“You are standing here at a place where history was written in its darkest form.”
Where you stand today, a magnificent school building once stood. Built in the late 19th century as the Prussian School of Applied Arts, it was a place filled with creativity and learning. Young artists worked in its bright studios; the air was scented with fresh paint and wood shavings. Yet, this place was soon to lose its true identity.
In 1933—just weeks after the National Socialists seized power—the newly established Secret State Police, the Gestapo, moved in. Under Hermann Göring, renovations began. The spacious classrooms were converted into offices and interrogation rooms. In the basement, a prison was constructed—small, dark cells where political opponents were confined, interrogated, and often tortured.
The complex soon expanded. Next door, in the Hotel Prinz Albrecht, the SS leadership established its headquarters. The neighboring Prinz Albrecht Palace became the seat of the Reich Security Main Office. Together, these buildings formed the very heart of National Socialist terror. From this location, arrests, deportations, and murders were planned—not only in Berlin but throughout occupied Europe.
During the Second World War, Allied bombs struck this site as well. By 1945, the building lay in ruins. After the war, the rubble was cleared away. For decades, the grounds remained a vacant wasteland—situated directly alongside the Berlin Wall, overlooked and overgrown.
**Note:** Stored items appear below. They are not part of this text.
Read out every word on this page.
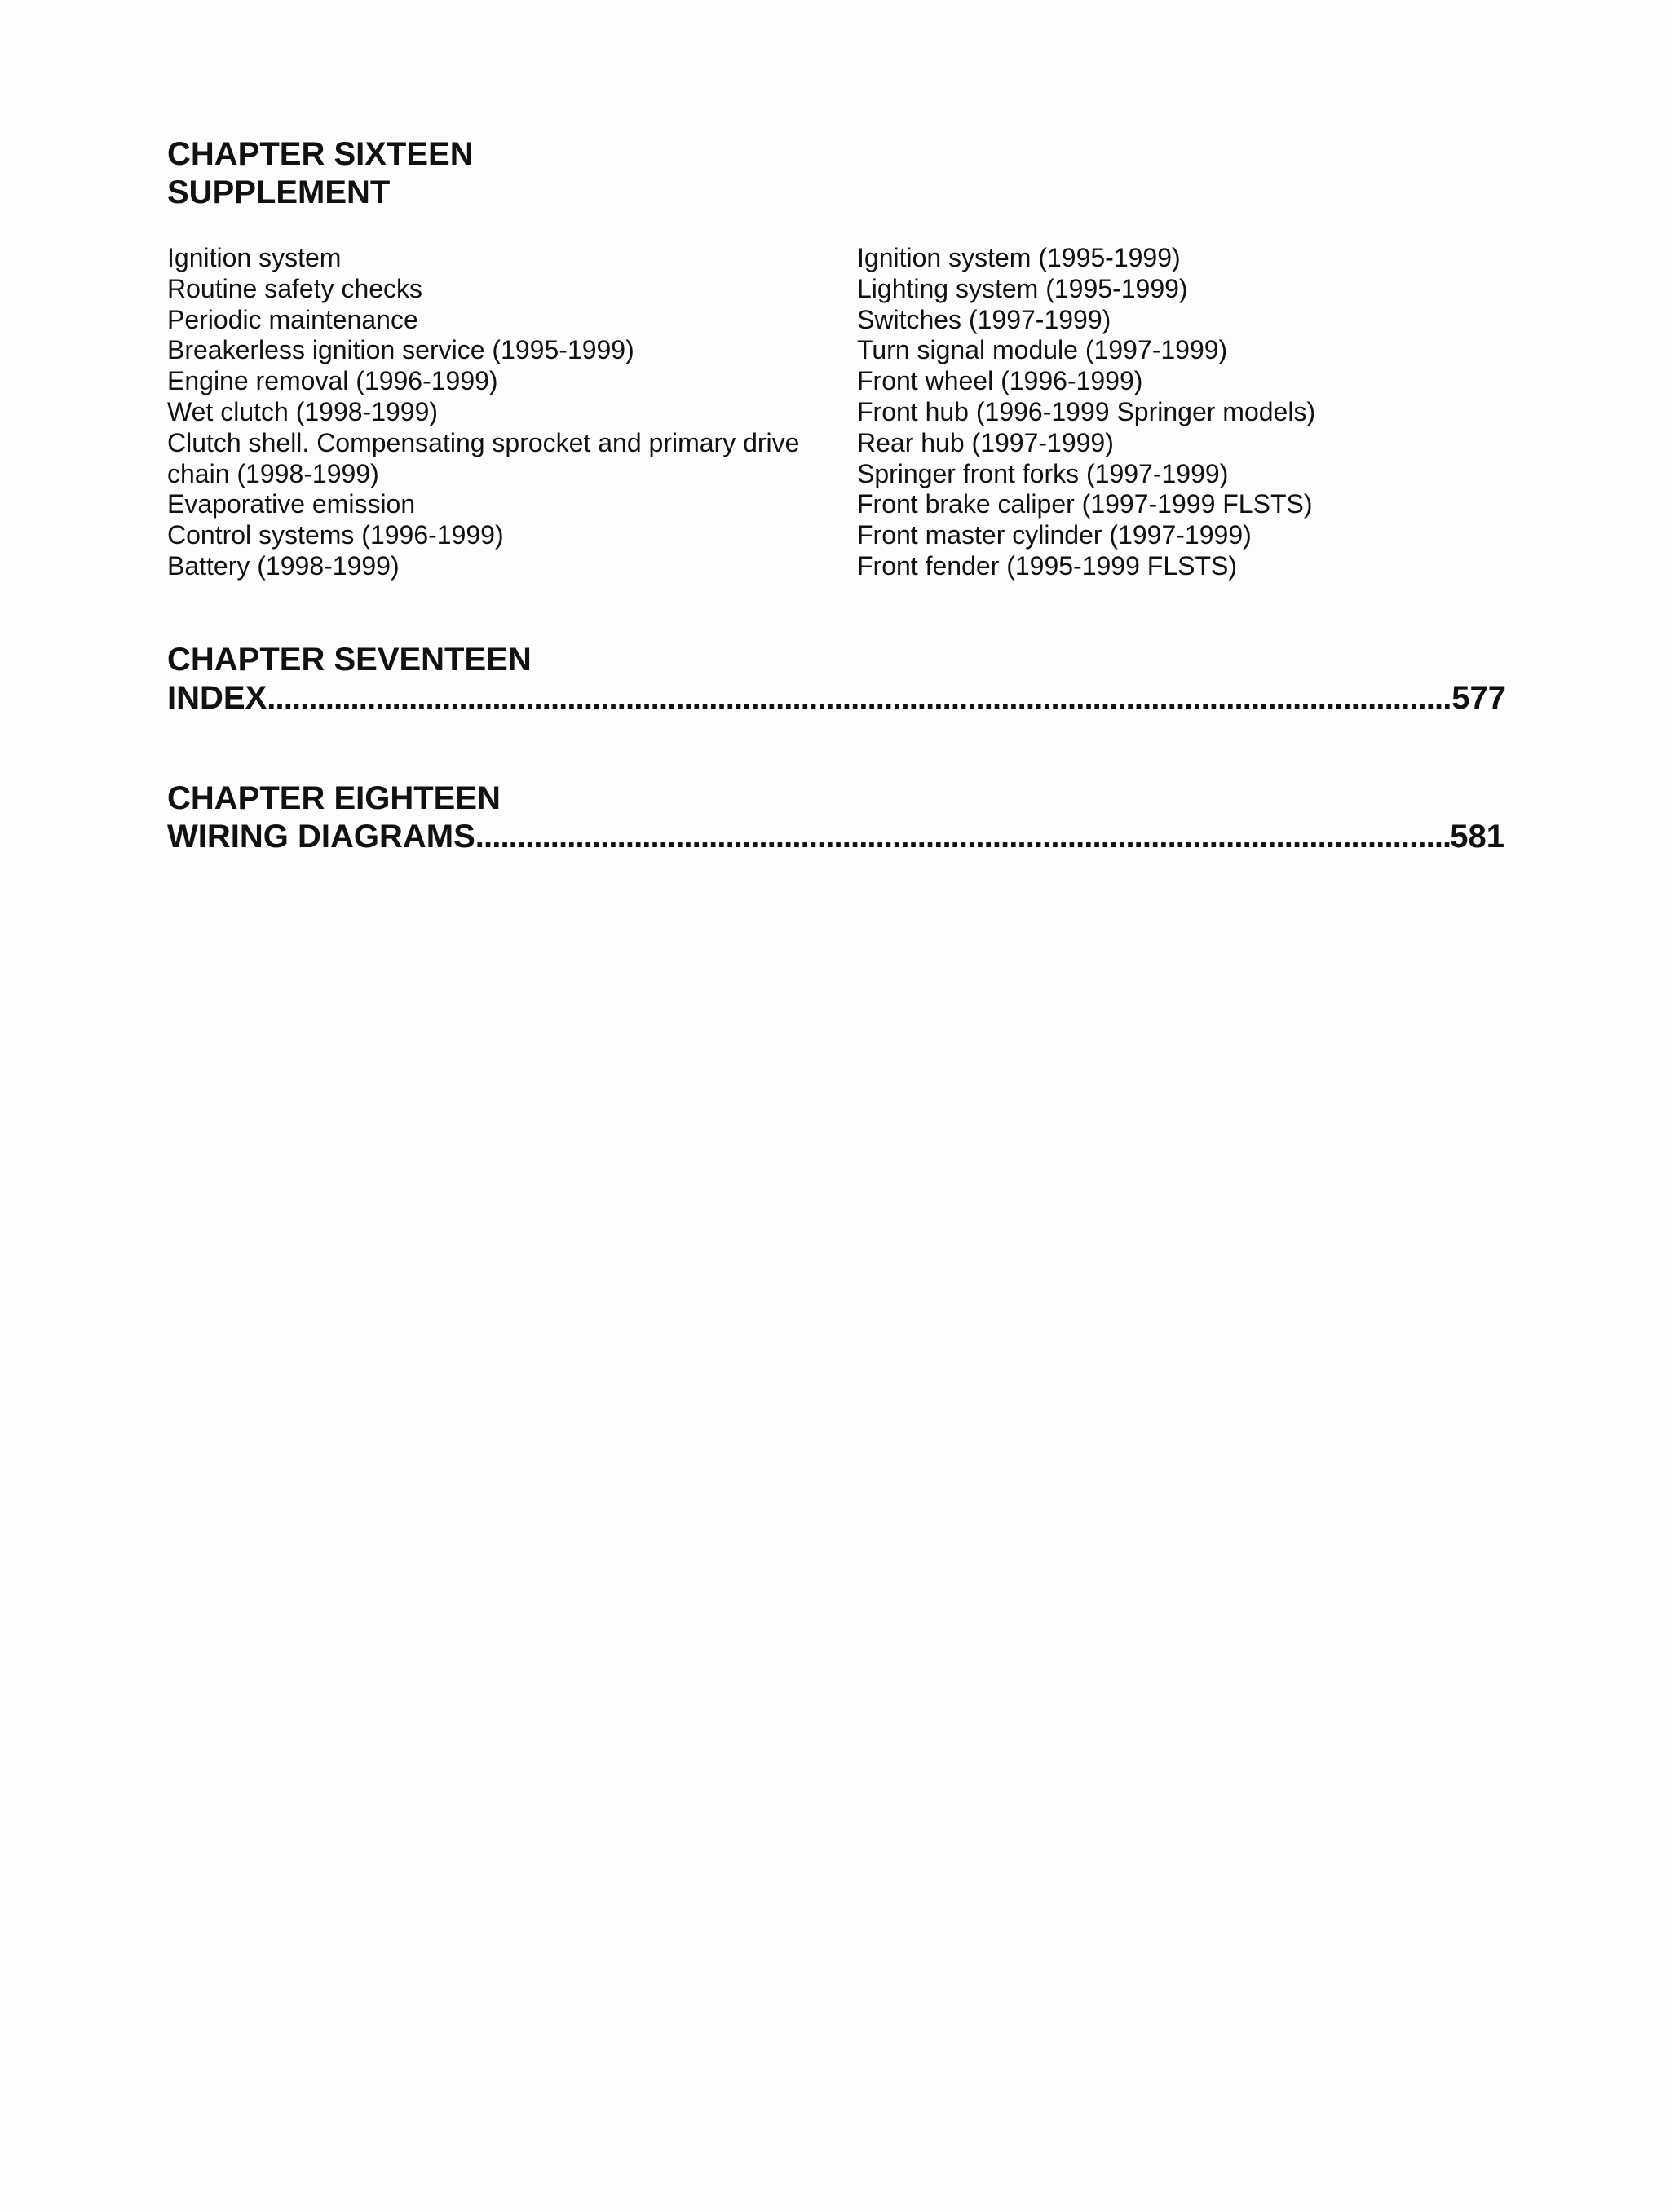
CHAPTER SIXTEEN
SUPPLEMENT
Ignition system
Routine safety checks
Periodic maintenance
Breakerless ignition service (1995-1999)
Engine removal (1996-1999)
Wet clutch (1998-1999)
Clutch shell. Compensating sprocket and primary drive
chain (1998-1999)
Evaporative emission
Control systems (1996-1999)
Battery (1998-1999)
Ignition system (1995-1999)
Lighting system (1995-1999)
Switches (1997-1999)
Turn signal module (1997-1999)
Front wheel (1996-1999)
Front hub (1996-1999 Springer models)
Rear hub (1997-1999)
Springer front forks (1997-1999)
Front brake caliper (1997-1999 FLSTS)
Front master cylinder (1997-1999)
Front fender (1995-1999 FLSTS)
CHAPTER SEVENTEEN
INDEX . . .	577
CHAPTER EIGHTEEN
WIRING DIAGRAMS . . .	581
It was not until the 1980s that efforts to remember this history began. During excavations, the walls of the old basement were rediscovered. Today, you can still see the remains of the
cells where people were once imprisoned.
You are now standing in the very center of the “Topography of Terror” site. Here, a large open-air exhibition and a permanent indoor exhibition tell the story of this site and of the institutions that organized terror and crimes from this very location. Photographs, documents, and eyewitness accounts clearly demonstrate what took place here—and the consequences it had for millions of people.
What once began as a school became a center of terror—and is today a place of learning and remembrance. The “Topography of Terror” aims not only to commemorate but also to warn: to ensure that history does not repeat itself.